Christophe Honoré's latest film features actors playing themselves. It's funny, poetic, intelligent and moving. Questioning their identity, Marcello Mio is universal: who hasn't dreamed of disguising themselves as someone else?
Cross-dressing as a man, or more precisely as her late father, Marcello Mastroianni, is what Chiara Mastroianni decides to do after being compared to him and her mother, Catherine Deneuve, for the umpteenth time. People think she's crazy and laugh. And yet, this is the reality of cinema. The film makes this clear right from its opening, with an absolutely brilliant absurd scene directly referencing La Dolce Vita by Fellini.
For a shooting photo - which turns into a disaster - Chiara Mastroianni is asked to wade into a fountain, blonde wig and black dress, disguised as Anita Ekberg, Marcello Mastroianni's partner in this 1960 film. She plays her father's lover, and everyone thinks it's normal.
Io sono Marcello
Chiara Mastroianni doesn't really seem to understand why she decides one day to dress up as her father. It's insidious and finely crafted by Christophe Honoré. It's as if it were vital. She puts on her friend Benjamin Biolay's costume, a hat, a wig, glasses and that's it! People who knew her father immediately recognize the uncanny resemblance. Like an actress, she imitates him, but in her own way.
Chiara wants to be called Marcello, because it makes her happy, that's all. Thanks to this incarnation, she becomes a little girl again, delving into her memories with her father and mother. Her mother plays along, even though she seems worried. Catherine Deneuve understands that this is no mere masquerade: her daughter needs her father.
Chiara Mastroianni speaks Italian, smokes a lot of cigarettes, wanders the streets of Paris at night and takes in a stray dog. She meets a homosexual, an English soldier who cries on a bridge while waiting for his beloved, recalling White Nights in which Marcello Mastroianni starred. She ends up kissing him on a Paris rooftop. We don't know if this soldier knows that she's not really a man, but it doesn't matter, because as throughout the film, Christophe Honoré places Chiara, disguised as Marcello, as a unique, genderless being.
La verità
Fortunately for Chiara Mastroianni, she has a providential encounter with Fabrice Lucchini. He's always wanted to be Marcello's friend, so he'll be there for her as he would have been for himself. Lucchini is never better than when he's playing himself, when he can quote Nietzsche and be freely moved by a woman. You can see in his eyes his admiration both for Chiara and for the Marcello she plays.
Everything in this film is disturbing, but never grotesque or unreal. It's full of truth. A truth that touches the actors, when they have to play someone else for months on end. The truth of actors' children, constantly compared to their parents. The truth of what a daughter can feel in the absence of her father, loved and admired by all. Everyone misses him. But it is she who decides to embody him, and she alone can do so, for it is above all to her, her flesh, that this public figure of cinema belongs. Christophe Honoré places the actor in his family, and thus in his own existence.

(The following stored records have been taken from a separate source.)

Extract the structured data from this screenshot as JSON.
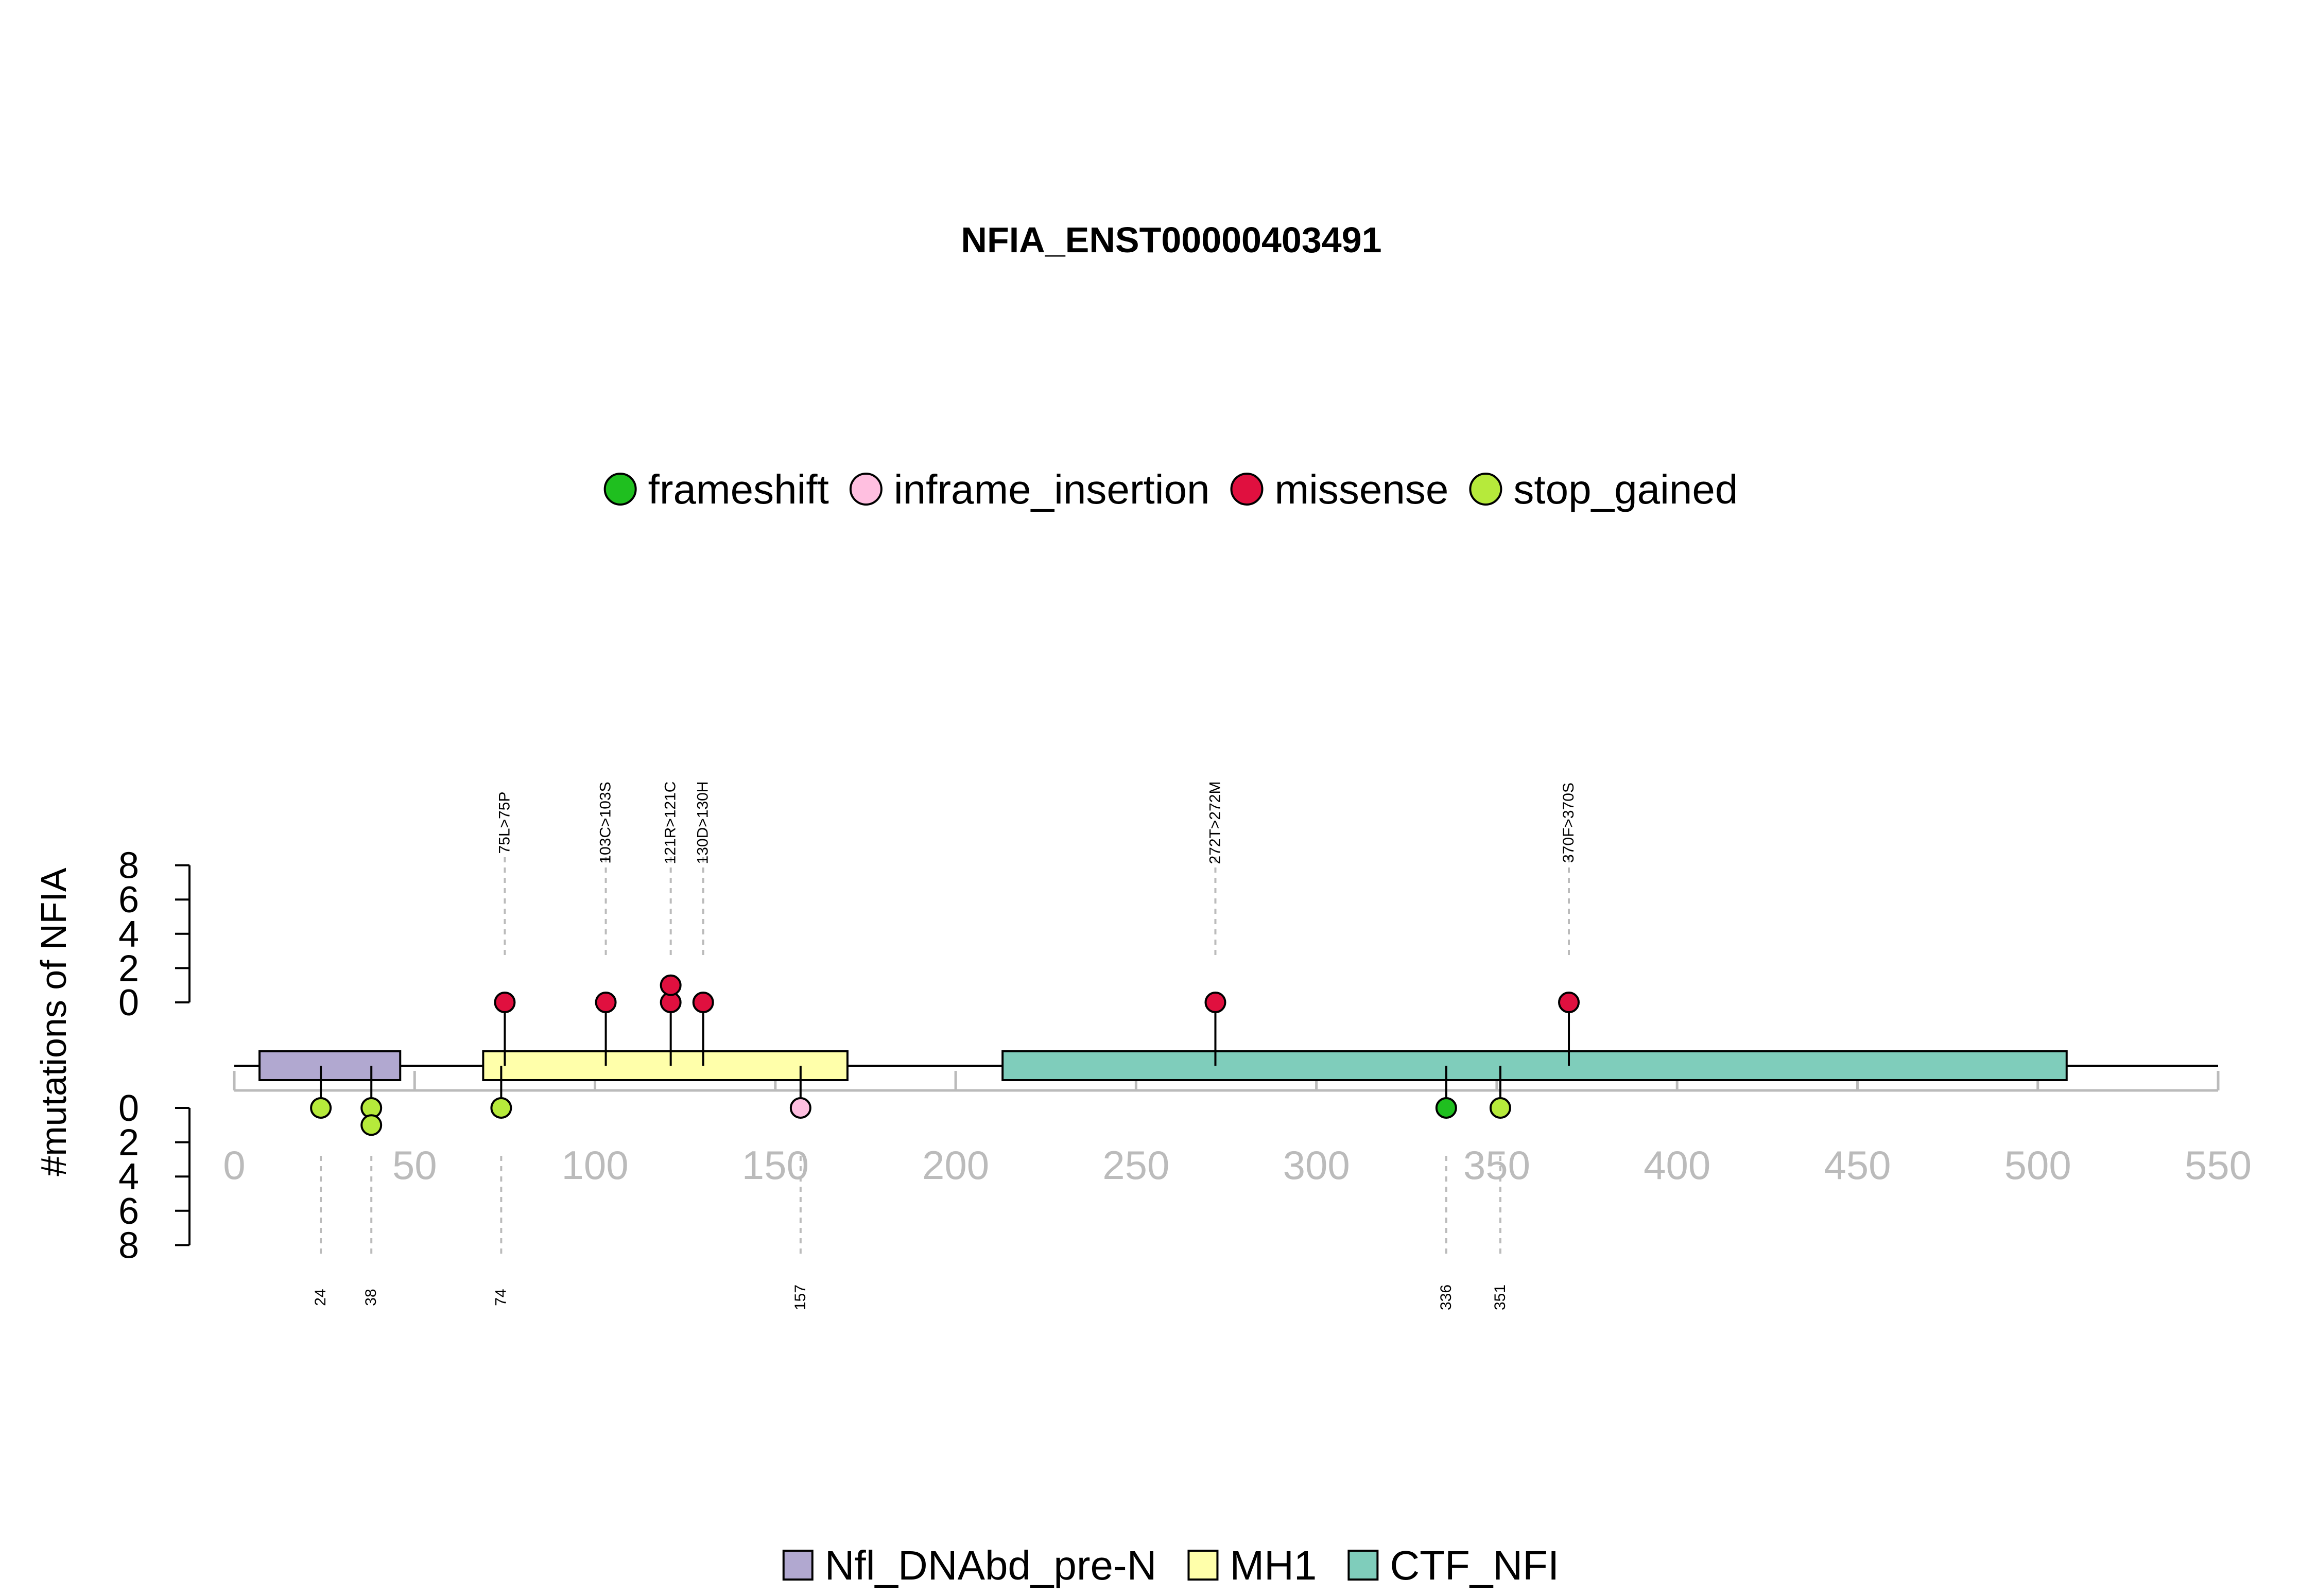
{
  "chart_data": {
    "type": "lollipop",
    "title": "NFIA_ENST00000403491",
    "ylabel": "#mutations of NFIA",
    "xlim": [
      0,
      550
    ],
    "x_ticks": [
      0,
      50,
      100,
      150,
      200,
      250,
      300,
      350,
      400,
      450,
      500,
      550
    ],
    "y_ticks": [
      0,
      2,
      4,
      6,
      8
    ],
    "mutation_types": [
      {
        "name": "frameshift",
        "color": "#1fbf1f"
      },
      {
        "name": "inframe_insertion",
        "color": "#ffbfe0"
      },
      {
        "name": "missense",
        "color": "#e0103f"
      },
      {
        "name": "stop_gained",
        "color": "#b6ea3b"
      }
    ],
    "domains": [
      {
        "name": "Nfl_DNAbd_pre-N",
        "start": 7,
        "end": 46,
        "color": "#b1a8d0"
      },
      {
        "name": "MH1",
        "start": 69,
        "end": 170,
        "color": "#ffffaa"
      },
      {
        "name": "CTF_NFI",
        "start": 213,
        "end": 508,
        "color": "#7fcdbb"
      }
    ],
    "top_mutations": [
      {
        "position": 75,
        "label": "75L>75P",
        "count": 1,
        "type": "missense"
      },
      {
        "position": 103,
        "label": "103C>103S",
        "count": 1,
        "type": "missense"
      },
      {
        "position": 121,
        "label": "121R>121C",
        "count": 2,
        "type": "missense"
      },
      {
        "position": 130,
        "label": "130D>130H",
        "count": 1,
        "type": "missense"
      },
      {
        "position": 272,
        "label": "272T>272M",
        "count": 1,
        "type": "missense"
      },
      {
        "position": 370,
        "label": "370F>370S",
        "count": 1,
        "type": "missense"
      }
    ],
    "bottom_mutations": [
      {
        "position": 24,
        "label": "24",
        "count": 1,
        "type": "stop_gained"
      },
      {
        "position": 38,
        "label": "38",
        "count": 2,
        "type": "stop_gained"
      },
      {
        "position": 74,
        "label": "74",
        "count": 1,
        "type": "stop_gained"
      },
      {
        "position": 157,
        "label": "157",
        "count": 1,
        "type": "inframe_insertion"
      },
      {
        "position": 336,
        "label": "336",
        "count": 1,
        "type": "frameshift"
      },
      {
        "position": 351,
        "label": "351",
        "count": 1,
        "type": "stop_gained"
      }
    ],
    "colors": {
      "tick_gray": "#bbbbbb",
      "guide_gray": "#bbbbbb"
    }
  }
}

The filmmaker doesn't revive Marcello. Like his daughter, this film is a delicious blend of France and Italy in the 1960s-70s. It's a little long, at times, but it's delightful and light-hearted. These actors don't really take themselves too seriously; they're themselves and full of lightness, despite the apparent heaviness of the theme.
If I were a man
And above all, there's the truth of a fantasy shared by many of us: disguising ourselves as someone else for a few days. To live anonymously. The peace of mind of not being recognized in the street as Chiara Mastroianni, or simply as a woman. To go unnoticed. Just disappear for a while. Without verging on insanity, but purely letting go, stepping outside our Cartesian worldview, as Fabrice Lucchini puts it. Why not pretend to believe it, if it feels good?
Until, that is, it no longer does any good. Catherine Deneuve ends up stealthily kissing her daughter, mistaking her for her former love. A terribly embarrassing scene, but one that takes the concept to its logical conclusion. Her daughter can't really play her father, since he's her mother's lover. Oedipus catches up with them. The time has come to return to her life, to her identity as daughter and wife.
Chiara Mastroianni undresses on an Italian beach. She rediscovers her shape, and her nudity brings her back to her condition. She swims away, followed by her loved ones. The scene is touching, poetic and funny all at once, given the inanity of Catherine Deneuve finding herself fully clothed in the sea. The image freezes on Chiara's magnificent smile, with her long, wet hair. She is reborn, and at last seems fully happy.